Building from Source

Prerequisites

• Rust 1.75 or later (edition 2021)
• Cargo

Build

cargo build --release

The compiled binary will be at target/release/websocket-server.

Installation

cargo install --path .

Or copy the binary directly:

cp target/release/websocket-server /usr/local/bin/

---

Testing

Integration tests are written in Rust using #[tokio::test]. They test plain WebSocket echo, WSS with self-signed and manual certificates, concurrent connections, clean close, and invalid request handling.

Prerequisite: PHP must be installed and on PATH.

make test        # runs integration tests only
make test-all    # runs all tests with output

Or directly with Cargo:

cargo test --test integration_test -- --nocapture

Performance Notes

WebsocketServer is designed for simplicity and reliability rather than raw performance. Each WebSocket connection spawns a separate PHP process which costs more resources than an in-process handler.

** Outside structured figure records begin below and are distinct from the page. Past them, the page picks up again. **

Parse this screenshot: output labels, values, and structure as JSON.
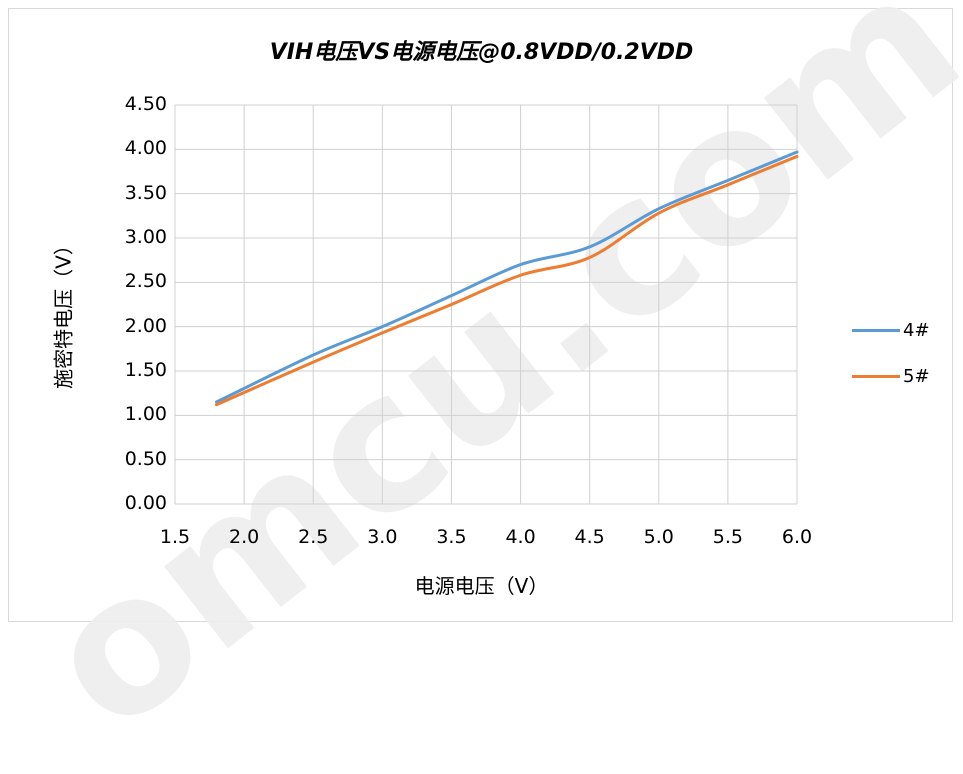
{
  "chart_data": {
    "type": "line",
    "title": "VIH电压VS电源电压@0.8VDD/0.2VDD",
    "xlabel": "电源电压（V）",
    "ylabel": "施密特电压（V）",
    "xlim": [
      1.5,
      6.0
    ],
    "ylim": [
      0.0,
      4.5
    ],
    "xticks": [
      "1.5",
      "2.0",
      "2.5",
      "3.0",
      "3.5",
      "4.0",
      "4.5",
      "5.0",
      "5.5",
      "6.0"
    ],
    "yticks": [
      "0.00",
      "0.50",
      "1.00",
      "1.50",
      "2.00",
      "2.50",
      "3.00",
      "3.50",
      "4.00",
      "4.50"
    ],
    "grid": true,
    "legend_position": "right",
    "series": [
      {
        "name": "4#",
        "color": "#5b9bd5",
        "x": [
          1.8,
          2.5,
          3.0,
          3.5,
          4.0,
          4.5,
          5.0,
          5.5,
          6.0
        ],
        "y": [
          1.15,
          1.68,
          2.0,
          2.35,
          2.7,
          2.9,
          3.33,
          3.65,
          3.97
        ]
      },
      {
        "name": "5#",
        "color": "#ed7d31",
        "x": [
          1.8,
          2.5,
          3.0,
          3.5,
          4.0,
          4.5,
          5.0,
          5.5,
          6.0
        ],
        "y": [
          1.12,
          1.6,
          1.93,
          2.25,
          2.58,
          2.78,
          3.28,
          3.6,
          3.92
        ]
      }
    ]
  },
  "watermark": "omcu.com"
}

However, this isolation provides a layer of reliability as you avoid running into memory leaks if you were to run the WebsocketServer purely implemented in PHP.

Approximately ~100-500 concurrent connections can be handled on a typical server where's ~1,000-5,000 concurrent connections leads into a territory of ram usage accumulating up to 2GB or more depending on the PHP script being executed.

It would be more reliable to treat WebsocketServer as a means to extend your web application/service's capabilities or features by providing short-lived or moderately long-lived WebSocket connections to run PHP scripts that can perform tasks asynchronously or outside the request-response lifecycle of your main web application. For example, you can use WebsocketServer to run PHP scripts that perform background processing, long-running tasks, or real-time communication without blocking your main web server.

License

The project is licensed under the MIT License. See the LICENSE file for details.